If you are using one, it will probably be included at the top of the load order. Projects and dependencies in the rest of the load order can then use the framework. It is up to the publisher to make sure they use an appropriate version of the framework to fit the requirements of the project and its dependencies.

RECOMMENDATIONS

1) Referencing global variables

Do NOT reference global variables in yet-to-be-executed function eg an asynchronous event handler.This includes referencing the GN or part of the GN or any other global variable that is a shortcut to the GN or part of the GN.
Global variables should be accessed at load time and preferably with a local variable within the scope of a module.
Rationale:
You cannot guarantee that the same version of a project is accesible through the GN after load time, because another project/dependency may have overloaded it through their dependencies. For shortcuts, the situation can be exacerbated; several dependencies (projects) may use the same shortcut to reference completely different things. If these shortcuts are global these shortcuts will get corrupted.
Example:
  var project1 = $GN$.area1.project1;
  project1.Object1 = function(){...}
  var p = new project1.Object();  
In this example, 'project1' is a global variable shortcut to a GN which is set up and then used straight away. Note: the above example should not be used for projects which are likely to be used as dependencies themselves as it is polluting the global namespace. See next point.
Example - bad:
  var project1 = $GN$.area1.project1;
  function doSomethingLater() {
    ...
    var obj = new project1.Object1();
    ...
  }  
In this example, the 'doSomethingLater' function is not executed but references a global shortcut 'project1'. In an environment that has multiple dependencies from multiple authors, the 'project1' could be overwritten by another dependency at load time and is not guaranteed to be correct. Even if we don't use a shortcut, it is possible that $GN$.area1.project1 has been overwritten with a different version.

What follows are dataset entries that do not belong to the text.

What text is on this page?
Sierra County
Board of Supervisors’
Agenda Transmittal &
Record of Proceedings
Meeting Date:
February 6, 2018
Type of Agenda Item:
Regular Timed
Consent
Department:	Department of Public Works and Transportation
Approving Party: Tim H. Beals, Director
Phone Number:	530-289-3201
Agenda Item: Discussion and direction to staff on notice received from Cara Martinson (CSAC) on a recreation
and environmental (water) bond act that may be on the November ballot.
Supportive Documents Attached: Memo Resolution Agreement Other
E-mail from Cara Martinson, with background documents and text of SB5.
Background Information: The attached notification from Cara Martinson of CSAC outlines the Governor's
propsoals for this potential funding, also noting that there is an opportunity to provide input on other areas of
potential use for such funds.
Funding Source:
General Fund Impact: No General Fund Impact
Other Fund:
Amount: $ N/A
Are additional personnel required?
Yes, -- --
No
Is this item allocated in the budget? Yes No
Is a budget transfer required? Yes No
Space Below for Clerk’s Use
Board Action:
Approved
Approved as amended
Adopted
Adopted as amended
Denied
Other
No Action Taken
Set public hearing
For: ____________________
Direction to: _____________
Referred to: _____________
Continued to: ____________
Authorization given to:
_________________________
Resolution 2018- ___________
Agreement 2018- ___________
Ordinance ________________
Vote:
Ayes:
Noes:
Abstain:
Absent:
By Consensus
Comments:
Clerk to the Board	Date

2) Using modules to build the GN and to reference other GN's

If your project is intended or likely to be used as a dependency (a library to some other project), then i) it should be constructed using a module (at load time) and ii) the GN's of its dependencies should be referenced inside this module. Shortcuts to such GN's should be created within the scope of the module at or near the top.
Rationale:
A dependency which has other dependencies, will reference them in its module that builds that dependency at load time thus ensuring that the dependency has kept a reference to the appropriate version .
Example:
$GN1$.project1 = function() {
  ...
  var project2 = $GN2$.area1.project2;
  ...
  ...
  ...
}();
In this example, project2 is a dependency of project1 and is referenced within the executed scope of the anonymous function. Assuming load order and packaging have been set up properly, this should ensure that project1 is using the appropriate version of project2.
Note: Use of this technique within the context of the load order may mitigate any clashes in the GN; but it still makes sense to keep GN's unique to clearly distinguish publishers.

3) GN naming scheme

Use double dollar sign to denote a GN. The string between the dollar signs should represent a domain name of the publisher with the dots replaced by underscores. eg $web17_com_au$ would represent the GN for the publisher who owns the web17.com.au domain name.
Rationale:
If there are a proliferation of publishers creating javascript projects and libraries that can be used by other publishers, the likelihood of the same GN being used by different publishers increases; a modified domain name will reduce this risk.
The dollar signs signify that the variable is a GN and is part of the packaging system rather than just another variable in a program.
It also encourages the use of shortcuts. The GN should not be interspersed throughout the code in the project. It should be referenced by a shortcut at the top of a module or project.

OTHER SUGGESTIONS

1) Starting a GN

To start a GN, do:
var $GN$ = $GN$ || {};
This statement should be outside of any function. You do not create FGN's. By definition, they have been created for you by the dependency.

2) Modules

A suggested module pattern:
$GN$.project1 = function() {
 var module={};
 var shortcut1 = $FGN1$.path.to.project.Object1;
 var shortcut2 = $FGN2$.path.to.project.Object2;
 ...

 // Private module members.
 var private_var1 = ...;

  ...

 // Public module members.

 module.Object1 = function(...) {...}
 module.function1 = function(...) {...}
 ...

 // Return 'module' to build $GN$.project1 namespace.
 return module;
}();

3) Extending modules - submodules

Suppose you have built the module in point 2). You can extend the module (maybe in a separate file) likeso:
$GN$.project1.area1 = function() {
 ...
}();
Notes:
  • this file would need to come after the first file defining $GN$.project1 at load time
  • A new module is being created at project1.area1 - ie a submodule; this module clearly cannot see any private data in the parent module.
  • care needs to be taken that area1 doesn't overwrite a namesake defined in the project1 module1.
$GN$.project1 = function() {
  ...
}
$GN$.project1.Object2 = function() {
  var shortcut1 = $FGN1$.project2;  // Not so good.
  ...
}
In this example, the project1 module is augmented with a new object not a submodule.An attempt is made to create a shortcut within Object2. Unfortunately, this object can be instantiated at a later time when $FGN1$.project2 might have been overwritten with a different version. Granted, this is probably not that likely.

4) Layout of project

The following might represent the file structure for a project:
/
/ext
/ext/projectA-0.2.js
/ext/projectB-1.1.2.js
/globals.js
...
/module1
/module1/module1.js
/module1/submodule1.js
/module1/submodule2.js
...
/module2/module2.js
...
  • The above layout uses a directory called 'ext' to store dependencies - ie other projects are used by this project.
  • The dependencies are packaged with their version numbers displayed so it obvious to the maintainer.
  • The globals.js file sets up the $GN$ for the project including the relevant part of the $GN# which this project will handle. Eg
    var $GN$ = $GN$ || {};
    $GN$.module1={};  // Initialize the module for this project.    
  • A large project might create several modules and submodules; it may make sense to provide a subdirectory for each module and its submodules.